Du träumst von wolkenlosen Himmel in Azur. Getüncht in den Farben, die nur die hochfliegenden Möwen aus der Nähe sehen können und sich in ihren dunklen Onyxaugen spiegelt, wenn sie der Sonne ein klein wenig zu Nahe sind. Du willst die Federn ergreifen, die sich so mühelos in die Lüfte schwingen, du willst ihnen nachjagen und mit ihnen in den Zenit singen.
Dann besinnst du dich, weil das Meer um dich schlägt und die Wellen zu einem Tanz einladen, dem du nicht widerstehen kannst. Dein Herz pulsiert in seinem eigenen Takt, Pulsschlag über Pulsschlag zieht es dich mit. Du bist Teil deines Ganzen.
Du bist wahrgewordene Legende. Die Wogen flüstern Geschichten über deinen Namen und die Welt erschüttert, wenn sie dich hört. Du bist der Name geworden, dem jeder ein Bild verspricht, aber keiner weiß, was sich wirklich ereignet hat. Nun bist du schwarz und weiß und wirst mit mehligen Knochen gemalt. Strahlst in blutendem Rot und hast das Gesicht vieler Männer in all den Jahrhunderten angenommen.

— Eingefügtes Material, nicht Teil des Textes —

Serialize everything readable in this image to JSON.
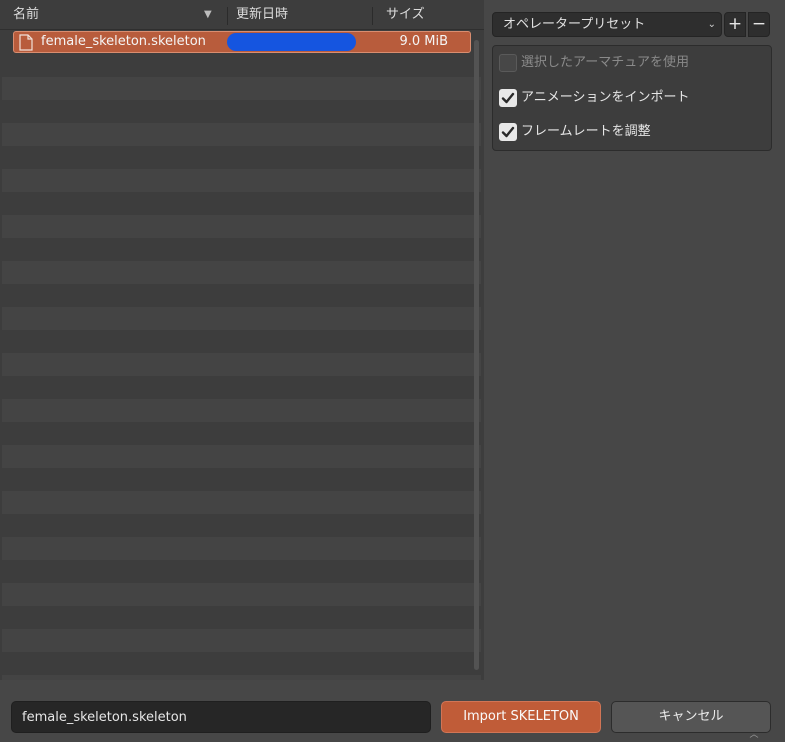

Doch du bist einzig. Und diese alleinige Wahrheit spielt sich in den Erinnerungen, Sagen und Legenden auf dem Ozean ab, die deine Welt begleitet. Ein Bild, dass wenige kennen, das einigen noch immer die Haut wärmt und die Augen funkelnd macht. Ein Staunen, ein Raunen, ein Loblied, wenn man in diese Gesichter sieht, du, der sie alle berührt hat. Du bist
Jolly Roger.
Der Atem schmeckt bitter, während sich der Magen in Hitze aufbäumt und den Alkohol durch die Venen des heruntergekommenen Mannes schickt. Ein Mann, der sich wankend durch die dunkle Gasse schlängelt. Unsicheres Gehen, als der Körper sich vorbeugt, sich fängt und wieder ein paar Schritte voran gewinnt, nur um dann langsamer zu werden und taumelnd stehen bleibt. Der sichtlich besoffene Kerl stoppt, hält sich mit der einen Hand am Mauerwerk fest während die andere, das fettige Haar zurück streicht, nur um die rotblonden Strähnen erneut zurück in die glänzende Stirn fallen zu lassen. Die Dunkelheit verbirgt das raue Gesicht, des Trunkenbolds, verbirgt die Narben über dem linken blinden Auge, verbirgt das fehlende Lächeln, dass nur eine groteske Maske ist, die sich in den Schatten versteckt und in dieses Geheimnis gehüllt bleiben will, wie ein wärmender Mantel im eiskalten Reif der Wahrheit. Ein Glucksen zersplittert die Nacht, ein kehliges Lachen, nur um zu sehen, ob es noch existiert. Aber es fehlt etwas in diesem Lachen, es hört sich falsch an, gestellt und verbraucht. Der Klang tut weh, selbst in den eigenen Ohren, weswegen man in Stille zurückkehrt. Diese Nacht ist eine von vielen. Diese Nacht, beginnt und endet wie jede andere. Das denkt der Kerl, während er auf seine Pranke sieht, als läge darin die Antwort aller Fragen. Das verbliebene Auge starrt Minutenlang nur auf diese leere Handfläche, bis etwas in seinen Innereien stockt, die Hand zur Faust ballt und sie gegen die Hauswand schlagen lässt. Außer kleinen Kieseln, passiert nichts. Nichts. Und das hämmert sich mit einer immensen Gewalt in seinen Kopf. Den man schüttelt, den man sich von den Schultern reißen will und ins Meer schmeißen möchte, auf das er ewig darin versinkt, dort, wo seine Kameraden liegen, dort wo die Leichen seiner Freunde ertrunken sind. Du bist erbärmlich geworden, Kerl. Wo ist der einst so freie Mann hin, der sich kein Abenteuer nehmen ließ? All die Jahre haben dich verkümmern lassen, du dummer Narr, was hast du mit dir angestellt?